Falcone, 51, is focused on building his publicly traded Harbinger Group after reaching a settlement with U.S. regulators that bars him from the hedge-fund industry. His Harbinger Capital Partners hedge funds are working to meet redemption requests as part of the August accord with the Securities and Exchange Commission.
Falcone said in the statement that he’s pleased with the investment and called the two firms “a great fit.”
The preferred securities are convertible to common stock in Harbinger Group (HRG) provided the deal is approved by insurance regulators, Leucadia said in a filing. Once the new stake converts to stock, Leucadia’s average cost per share for its holding would be 25 percent below Harbinger Group’s $13.07 closing price yesterday.
Assuming certain other securities also are converted, Leucadia will hold a 20 percent stake, according to the filing. The firm pledged not to amass more than 27.5 percent of the voting rights for two years without Harbinger Group’s approval.

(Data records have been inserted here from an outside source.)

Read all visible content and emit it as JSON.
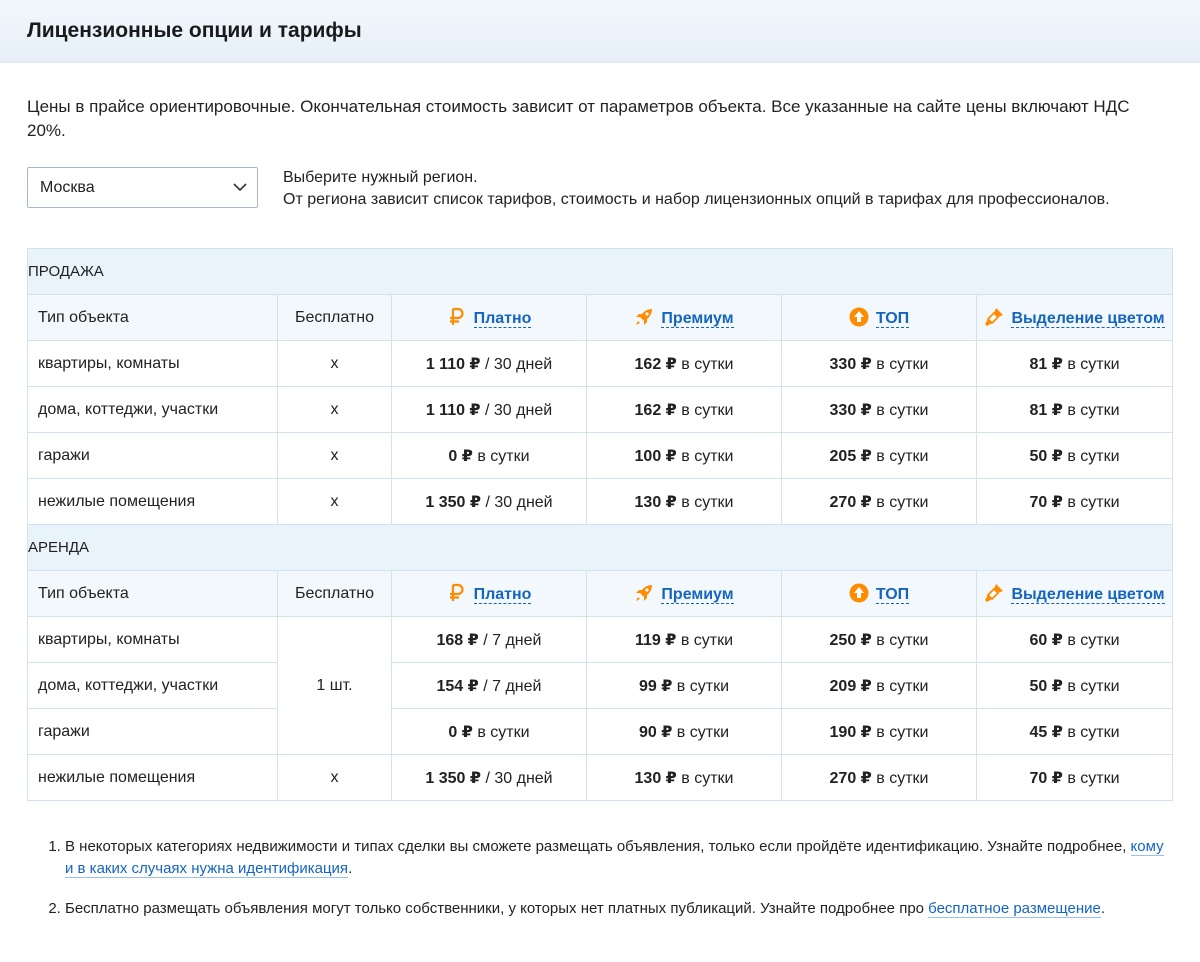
{
  "page": {
    "title": "Лицензионные опции и тарифы"
  },
  "intro": "Цены в прайсе ориентировочные. Окончательная стоимость зависит от параметров объекта. Все указанные на сайте цены включают НДС 20%.",
  "region": {
    "selected": "Москва",
    "hint_line1": "Выберите нужный регион.",
    "hint_line2": "От региона зависит список тарифов, стоимость и набор лицензионных опций в тарифах для профессионалов."
  },
  "columns": {
    "type": "Тип объекта",
    "free": "Бесплатно",
    "paid": "Платно",
    "premium": "Премиум",
    "top": "ТОП",
    "color": "Выделение цветом"
  },
  "icons": {
    "paid": "ruble-icon",
    "premium": "rocket-icon",
    "top": "arrow-up-circle-icon",
    "color": "paint-brush-icon"
  },
  "colors": {
    "accent": "#ff8c00",
    "link": "#1565c0",
    "header_bg": "#e9f3fa"
  },
  "sale": {
    "title": "ПРОДАЖА",
    "rows": [
      {
        "type": "квартиры, комнаты",
        "free": "x",
        "paid_amount": "1 110 ₽",
        "paid_unit": "/ 30 дней",
        "premium_amount": "162 ₽",
        "premium_unit": "в сутки",
        "top_amount": "330 ₽",
        "top_unit": "в сутки",
        "color_amount": "81 ₽",
        "color_unit": "в сутки"
      },
      {
        "type": "дома, коттеджи, участки",
        "free": "x",
        "paid_amount": "1 110 ₽",
        "paid_unit": "/ 30 дней",
        "premium_amount": "162 ₽",
        "premium_unit": "в сутки",
        "top_amount": "330 ₽",
        "top_unit": "в сутки",
        "color_amount": "81 ₽",
        "color_unit": "в сутки"
      },
      {
        "type": "гаражи",
        "free": "x",
        "paid_amount": "0 ₽",
        "paid_unit": "в сутки",
        "premium_amount": "100 ₽",
        "premium_unit": "в сутки",
        "top_amount": "205 ₽",
        "top_unit": "в сутки",
        "color_amount": "50 ₽",
        "color_unit": "в сутки"
      },
      {
        "type": "нежилые помещения",
        "free": "x",
        "paid_amount": "1 350 ₽",
        "paid_unit": "/ 30 дней",
        "premium_amount": "130 ₽",
        "premium_unit": "в сутки",
        "top_amount": "270 ₽",
        "top_unit": "в сутки",
        "color_amount": "70 ₽",
        "color_unit": "в сутки"
      }
    ]
  },
  "rent": {
    "title": "АРЕНДА",
    "free_merged": "1 шт.",
    "rows": [
      {
        "type": "квартиры, комнаты",
        "free": "",
        "paid_amount": "168 ₽",
        "paid_unit": "/ 7 дней",
        "premium_amount": "119 ₽",
        "premium_unit": "в сутки",
        "top_amount": "250 ₽",
        "top_unit": "в сутки",
        "color_amount": "60 ₽",
        "color_unit": "в сутки"
      },
      {
        "type": "дома, коттеджи, участки",
        "free": "",
        "paid_amount": "154 ₽",
        "paid_unit": "/ 7 дней",
        "premium_amount": "99 ₽",
        "premium_unit": "в сутки",
        "top_amount": "209 ₽",
        "top_unit": "в сутки",
        "color_amount": "50 ₽",
        "color_unit": "в сутки"
      },
      {
        "type": "гаражи",
        "free": "",
        "paid_amount": "0 ₽",
        "paid_unit": "в сутки",
        "premium_amount": "90 ₽",
        "premium_unit": "в сутки",
        "top_amount": "190 ₽",
        "top_unit": "в сутки",
        "color_amount": "45 ₽",
        "color_unit": "в сутки"
      },
      {
        "type": "нежилые помещения",
        "free": "x",
        "paid_amount": "1 350 ₽",
        "paid_unit": "/ 30 дней",
        "premium_amount": "130 ₽",
        "premium_unit": "в сутки",
        "top_amount": "270 ₽",
        "top_unit": "в сутки",
        "color_amount": "70 ₽",
        "color_unit": "в сутки"
      }
    ]
  },
  "notes": [
    {
      "text": "В некоторых категориях недвижимости и типах сделки вы сможете размещать объявления, только если пройдёте идентификацию. Узнайте подробнее,",
      "link": "кому и в каких случаях нужна идентификация",
      "suffix": "."
    },
    {
      "text": "Бесплатно размещать объявления могут только собственники, у которых нет платных публикаций. Узнайте подробнее про",
      "link": "бесплатное размещение",
      "suffix": "."
    }
  ]
}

Leucadia agreed in 2012 to buy Jefferies Group LLC in a $3.2 billion deal that made 52-year-old Handler, who was running the investment bank, chief executive officer of the combined company. New York-based Leucadia’s other businesses include a beef processor, a timber company and a commercial-mortgage joint venture with Warren Buffett’s Berkshire Hathaway Inc. (BRK/A)
As part of yesterday’s agreement, Leucadia Chairman Joseph Steinberg and Vice Chairman Andrew Whittaker are expected to join Harbinger Group’s board, according to the statement. Whittaker oversaw the initial investment, Handler and Leucadia President Brian Friedman wrote in a letter to shareholders posted last month.

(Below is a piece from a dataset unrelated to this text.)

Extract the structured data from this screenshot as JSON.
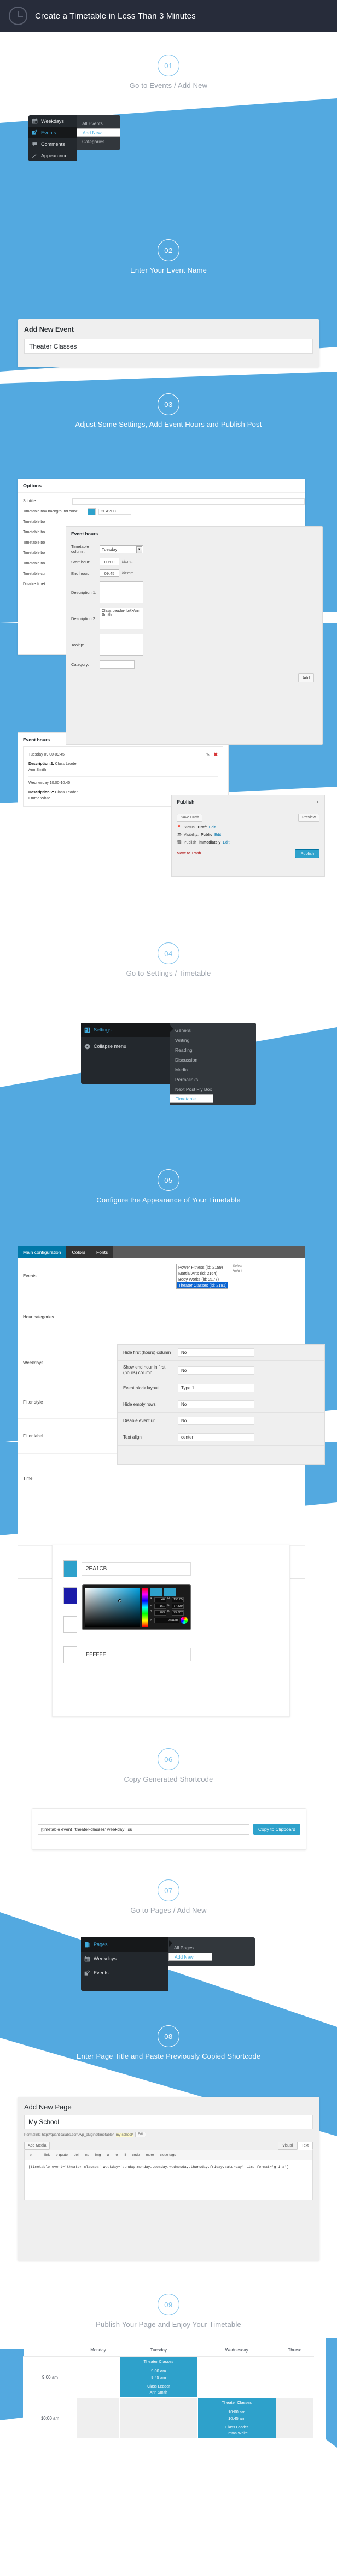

The stake “is a classic example of how a unique relationship and extensive existing knowledge can lead to an appealing entry point in a public holding company at a price we find attractive,” they wrote.

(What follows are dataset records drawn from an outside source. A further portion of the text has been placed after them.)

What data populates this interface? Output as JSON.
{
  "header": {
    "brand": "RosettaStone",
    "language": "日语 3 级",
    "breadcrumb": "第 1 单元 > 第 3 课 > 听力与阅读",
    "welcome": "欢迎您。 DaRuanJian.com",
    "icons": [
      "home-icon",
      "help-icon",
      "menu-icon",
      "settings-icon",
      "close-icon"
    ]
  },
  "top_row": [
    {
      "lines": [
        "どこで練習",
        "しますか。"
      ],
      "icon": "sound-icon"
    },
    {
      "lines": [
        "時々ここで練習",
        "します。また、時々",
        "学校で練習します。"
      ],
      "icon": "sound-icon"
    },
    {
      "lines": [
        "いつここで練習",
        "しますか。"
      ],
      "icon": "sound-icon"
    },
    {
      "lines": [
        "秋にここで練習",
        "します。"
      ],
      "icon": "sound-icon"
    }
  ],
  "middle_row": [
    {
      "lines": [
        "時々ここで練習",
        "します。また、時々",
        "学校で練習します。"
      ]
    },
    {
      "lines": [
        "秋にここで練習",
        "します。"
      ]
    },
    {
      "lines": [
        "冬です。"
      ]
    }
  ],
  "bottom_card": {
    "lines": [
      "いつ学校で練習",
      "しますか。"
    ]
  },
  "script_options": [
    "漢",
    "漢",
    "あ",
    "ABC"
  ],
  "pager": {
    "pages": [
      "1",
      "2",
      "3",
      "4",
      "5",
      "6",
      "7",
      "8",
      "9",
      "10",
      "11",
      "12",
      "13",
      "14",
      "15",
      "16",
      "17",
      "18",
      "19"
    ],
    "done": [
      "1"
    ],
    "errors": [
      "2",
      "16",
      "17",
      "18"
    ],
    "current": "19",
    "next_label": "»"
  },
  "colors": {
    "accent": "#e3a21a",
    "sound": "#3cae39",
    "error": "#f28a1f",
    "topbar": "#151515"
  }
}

Leucadia bought a then-13 percent common-equity stake in Harbinger Group from Falcone’s funds in September, paying $8.50 a share, 16 percent below the closing price the day the sale was announced. Leucadia held 18.63 million common shares at the end of December, according to a regulatory filing last month.
Falcone is CEO of Harbinger Group, which has majority stakes in insurer Fidelity & Guaranty Life and Spectrum Brands Holdings Inc. (SPB), the maker of Rayovac batteries and George Foreman grills. The New York-based firm also controls a middle-market lender.
Falcone, who became a billionaire by betting against the U.S. housing market in 2006, was accused by the SEC of improperly borrowing money from his funds to pay personal taxes. He also admitted to giving preferential treatment to some clients when returning their money.
After the SEC agreement, which included $18 million in sanctions against Falcone and his firm, the executive was banned by New York regulators from being an officer or director of Fidelity & Guaranty Life (FGL) for seven years.